China’s Gold Rush Explained

David Pierson of The Los Angeles Times writes about the biggest driver behind China’s emergence as a major player in the global demand for gold, the Chinese consumer, which has turned to gold not only as an age-old status symbol but also as a way to hedge against personal financial risks:

To witness the frenzy firsthand, head to Beijing’s Caishikou Department Store, a four-story gold emporium that rang up sales of $1.5 billion last year. Visitors be warned: sharpen your elbows and be ready to push.

To buy a necklace, shopper Wang Li recently fought her way through a scrum of cash-waving customers hanging over a glass counter loaded with gold chains, Mao pins, pendants of Christ on the cross and more.

“I thought about buying Swarovski crystal, but I don’t think it will ever be as valuable as gold,” said Wang, a 24-year-old teacher who treats herself to a new piece of yellow-metal jewelry about once a month. “Besides, I like how feminine gold makes me feel.”

On another floor, customer Zhang Li waited in line to purchase gold bars, an investment he describes as the only safe bet left for ordinary Chinese.

“If I had invested in stocks or property last year, I would have lost money,” said Zhang, 36.

As Mr. Zhang says, and as Sydney University’s John Lee claimed in a piece for The Financial Times earlier this month, China’s consumer-driven gold rush is fueled by more than just a fear of inflation:

A better explanation could be the lack of alternatives for households that are the best savers in the world. In an economy lacking financial sophistication and depth, options are limited to savings accounts, which offer negative real returns, stocks listed on one of the two national exchanges, or else property.
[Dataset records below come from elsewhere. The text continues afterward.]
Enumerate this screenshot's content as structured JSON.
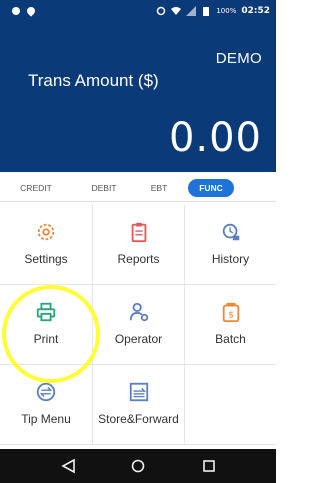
{
  "status_bar": {
    "battery": "100%",
    "time": "02:52"
  },
  "header": {
    "mode_label": "DEMO",
    "trans_label": "Trans Amount ($)",
    "amount": "0.00"
  },
  "tabs": [
    {
      "label": "CREDIT",
      "active": false
    },
    {
      "label": "DEBIT",
      "active": false
    },
    {
      "label": "EBT",
      "active": false
    },
    {
      "label": "FUNC",
      "active": true
    }
  ],
  "menu": [
    {
      "label": "Settings",
      "icon": "gear-icon",
      "color": "#e8893a"
    },
    {
      "label": "Reports",
      "icon": "clipboard-icon",
      "color": "#e05a5a"
    },
    {
      "label": "History",
      "icon": "history-icon",
      "color": "#5b7fbf"
    },
    {
      "label": "Print",
      "icon": "printer-icon",
      "color": "#2aa37a"
    },
    {
      "label": "Operator",
      "icon": "operator-icon",
      "color": "#5b7fbf"
    },
    {
      "label": "Batch",
      "icon": "batch-icon",
      "color": "#e8893a"
    },
    {
      "label": "Tip Menu",
      "icon": "tip-menu-icon",
      "color": "#5b7fbf"
    },
    {
      "label": "Store&Forward",
      "icon": "store-forward-icon",
      "color": "#5b7fbf"
    }
  ],
  "colors": {
    "header_bg": "#0a3b78",
    "tab_active": "#1e73d9",
    "highlight": "#ffff33"
  }
}
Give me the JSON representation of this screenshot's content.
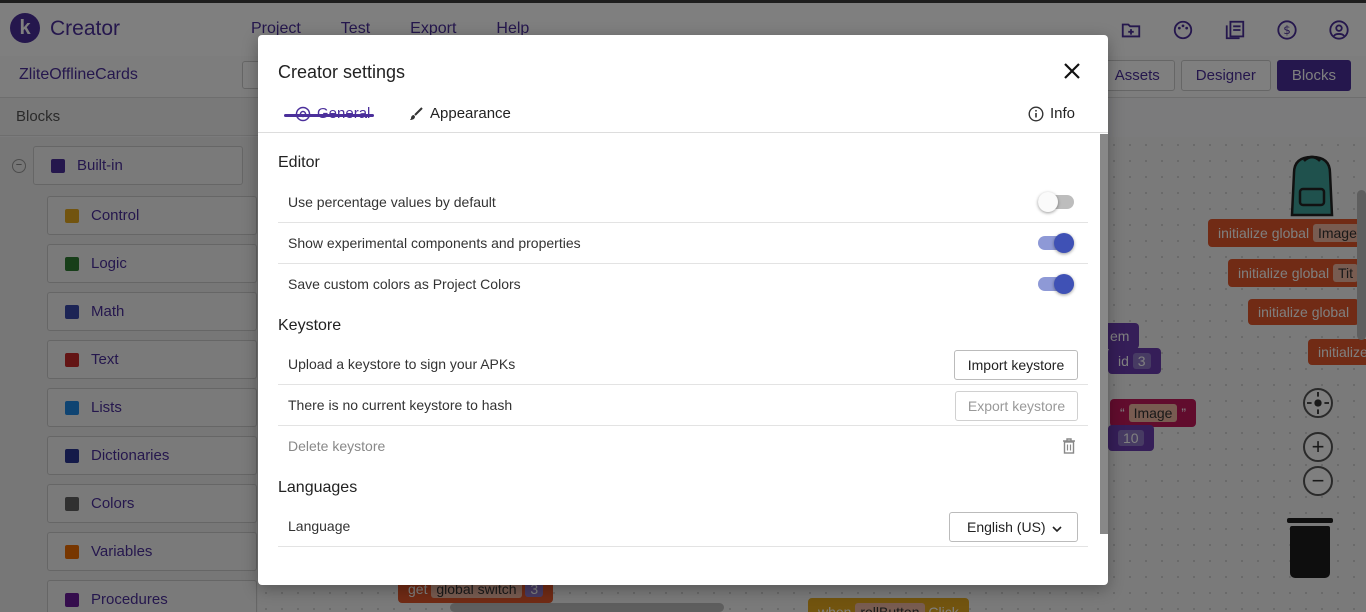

The problem with stocks is that in most listed companies, state-owned enterprises hold a majority of shares. Combined with abysmal financial reporting, poor transparency and lax trading rules, stock prices are easily manipulated by insiders.

Property is the other alternative. But Chinese knew of the country’s infamous ghost cities long before the international media. Knowing that yield was irrelevant, as many of these properties will never be rented out, locals knowingly bought them as speculative capital assets. Now prices have collapsed in many areas, locals are much more wary of pouring capital into an asset that may never offer a reliable return.